As the film begins, before any title or credits “THIS FILM SHOULD BE PLAYED LOUD!” flashes on-screen to remind the projectionist (and audience) what they’re in for. Scorsese’s meters read their highest come Van Morrison’s contribution, Caravan – to many, the musical peak of the film and one that features some even more out of sight performers than the other members of The Band. With horn arrangements from New Orleans legend Allen Toussaint, this Caravan is turned up to eleven by deafening trumpets, trombones and saxophones who are barely shown – perhaps to highlight the men whose last night together was being celebrated. Robertson and Scorsese couldn’t believe their luck when a drunk Van – a typically taciturn and reserved man, began kicking the air to their fantastic sound. Tuba, piccolo trumpet and fiddle join this elusive horn section for another track The Band could not have left the stage without playing – The Night They Drove Old Dixie Down, a song which reflects much of the personal complexities of the group in itself; an American Civil War ballad written by a Canadian (Robertson), rueing the collapse of the Confederacy to an everyday southerner, sung by the bandmate he least got on with – drummer and Arkansas native Helm.

As the evening nears its close, Robertson and Danko gesture to the wings to bring onstage – in addition to Dylan already stood between them – Neil Young, Ronnie Wood, Ringo Star, Joni Mitchell, Van Morrison, Neil Diamond, Ronald Hawkins, Dr John, Paul Butterfield, Bobby Charles and Eric Clapton. Some time after performing their last track together, Robertson laments to Scorsese’s camera in Shangri-La about it all, “The road was our school, it gave us a sense of survival, it taught us all we know – but theres not much left that we can really take from it, before the film gently transitions back to MGM for the actual last waltz – a classical piece which would foreshadow Robertson’s impending career in film scoring alongside Scorsese.

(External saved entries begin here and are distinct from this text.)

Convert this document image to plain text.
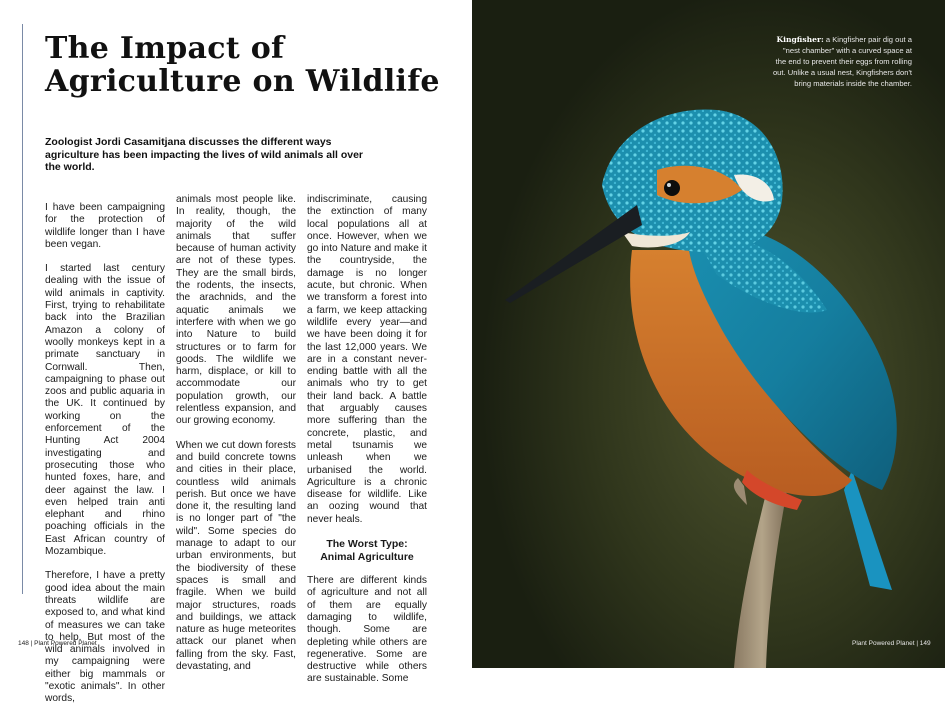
The Impact of
Agriculture on Wildlife

Zoologist Jordi Casamitjana discusses the different ways agriculture has been impacting the lives of wild animals all over the world.

I have been campaigning for the protection of wildlife longer than I have been vegan.

I started last century dealing with the issue of wild animals in captivity. First, trying to rehabilitate back into the Brazilian Amazon a colony of woolly monkeys kept in a primate sanctuary in Cornwall. Then, campaigning to phase out zoos and public aquaria in the UK. It continued by working on the enforcement of the Hunting Act 2004 investigating and prosecuting those who hunted foxes, hare, and deer against the law. I even helped train anti elephant and rhino poaching officials in the East African country of Mozambique.

Therefore, I have a pretty good idea about the main threats wildlife are exposed to, and what kind of measures we can take to help. But most of the wild animals involved in my campaigning were either big mammals or "exotic animals". In other words,

animals most people like. In reality, though, the majority of the wild animals that suffer because of human activity are not of these types. They are the small birds, the rodents, the insects, the arachnids, and the aquatic animals we interfere with when we go into Nature to build structures or to farm for goods. The wildlife we harm, displace, or kill to accommodate our population growth, our relentless expansion, and our growing economy.

When we cut down forests and build concrete towns and cities in their place, countless wild animals perish. But once we have done it, the resulting land is no longer part of "the wild". Some species do manage to adapt to our urban environments, but the biodiversity of these spaces is small and fragile. When we build major structures, roads and buildings, we attack nature as huge meteorites attack our planet when falling from the sky. Fast, devastating, and

indiscriminate, causing the extinction of many local populations all at once. However, when we go into Nature and make it the countryside, the damage is no longer acute, but chronic. When we transform a forest into a farm, we keep attacking wildlife every year—and we have been doing it for the last 12,000 years. We are in a constant never-ending battle with all the animals who try to get their land back. A battle that arguably causes more suffering than the concrete, plastic, and metal tsunamis we unleash when we urbanised the world. Agriculture is a chronic disease for wildlife. Like an oozing wound that never heals.

The Worst Type:
Animal Agriculture

There are different kinds of agriculture and not all of them are equally damaging to wildlife, though. Some are depleting while others are regenerative. Some are destructive while others are sustainable. Some

148 | Plant Powered Planet

Kingfisher: a Kingfisher pair dig out a "nest chamber" with a curved space at the end to prevent their eggs from rolling out. Unlike a usual nest, Kingfishers don't bring materials inside the chamber.

Plant Powered Planet | 149
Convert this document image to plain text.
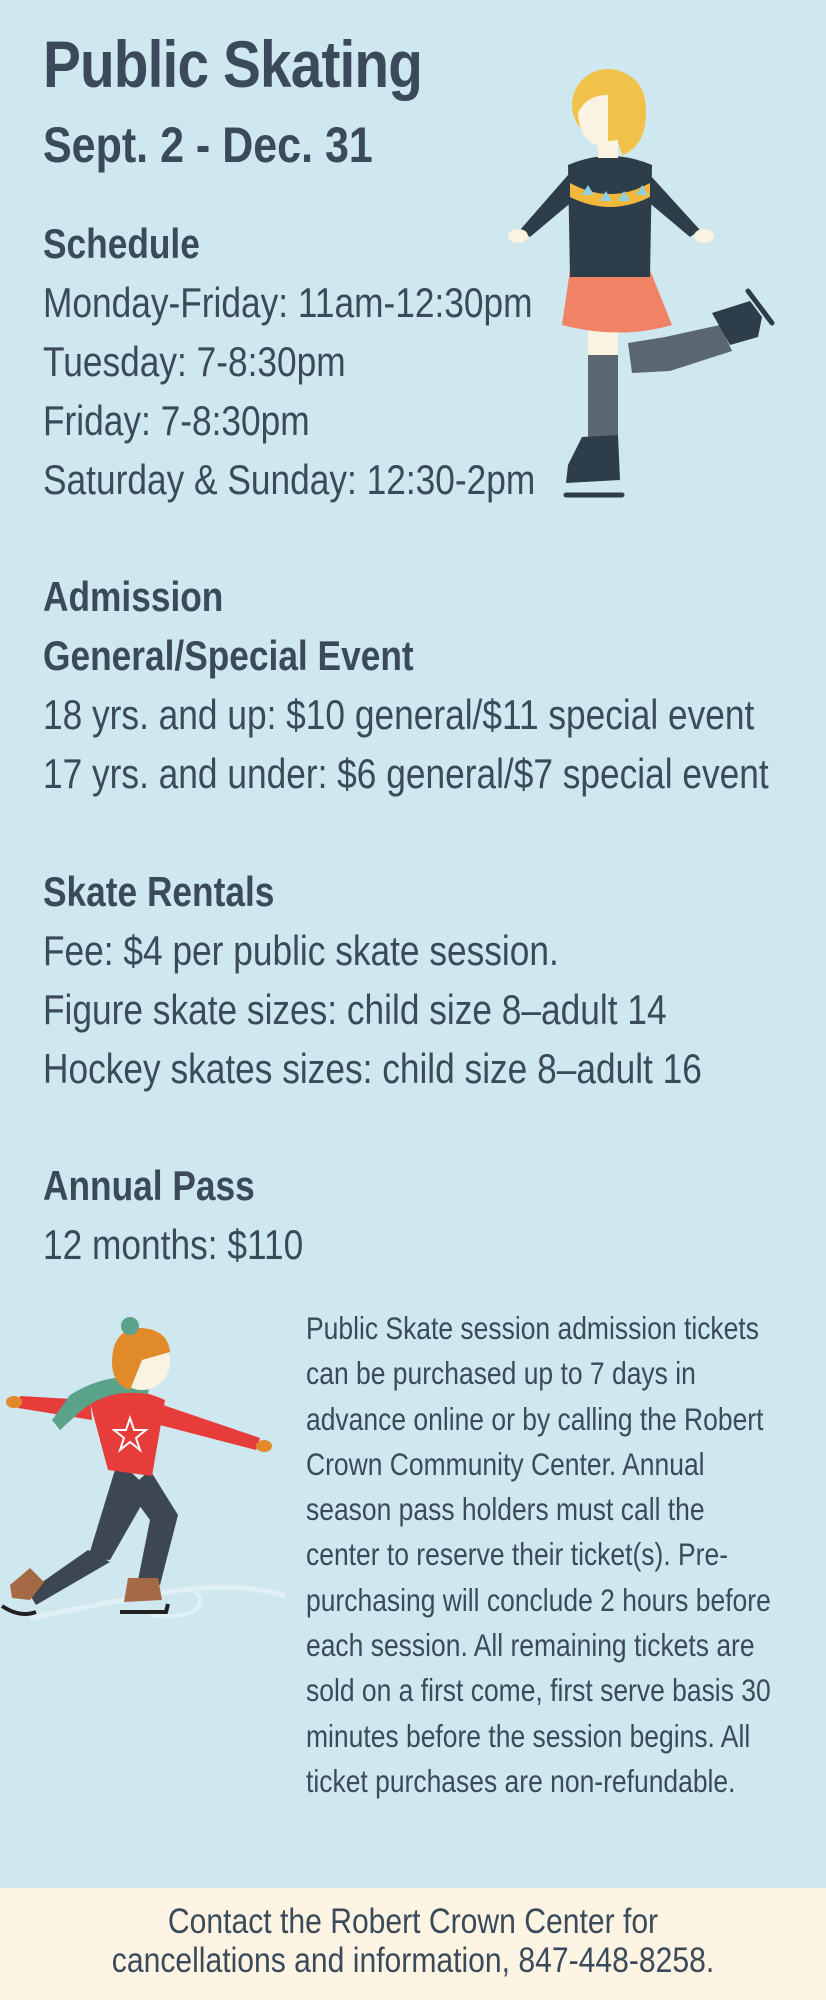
Public Skating
Sept. 2 - Dec. 31
Schedule
Monday-Friday: 11am-12:30pm
Tuesday: 7-8:30pm
Friday: 7-8:30pm
Saturday & Sunday: 12:30-2pm
Admission
General/Special Event
18 yrs. and up: $10 general/$11 special event
17 yrs. and under: $6 general/$7 special event
Skate Rentals
Fee: $4 per public skate session.
Figure skate sizes: child size 8–adult 14
Hockey skates sizes: child size 8–adult 16
Annual Pass
12 months: $110
Public Skate session admission tickets can be purchased up to 7 days in advance online or by calling the Robert Crown Community Center. Annual season pass holders must call the center to reserve their ticket(s). Pre-purchasing will conclude 2 hours before each session. All remaining tickets are sold on a first come, first serve basis 30 minutes before the session begins. All ticket purchases are non-refundable.
Contact the Robert Crown Center for
cancellations and information, 847-448-8258.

“You’re still there huh?” – Robertson to the crowd before their 2am encore

But in order to properly appreciate the end of the concert as it actually happened that evening, you need to go back to the start of the film, where the encore was surreptitiously presented first. Ensuring a never-ending loop where The “Last” Waltz wasn’t never intended to be. And for a band as turbulent as they were, this is surely a much sweeter way of remembering them – infinitely in their finest hours, as opposed to the bitterness and squabbling that marked their careers thereafter. In a recent documentary about The Band, Bruce Springsteen said that together they were much greater than the sum of their parts would’ve suggested, and as raucously captured by Scorsese in their last waltz, savouring all they were about to leave behind – they were never better.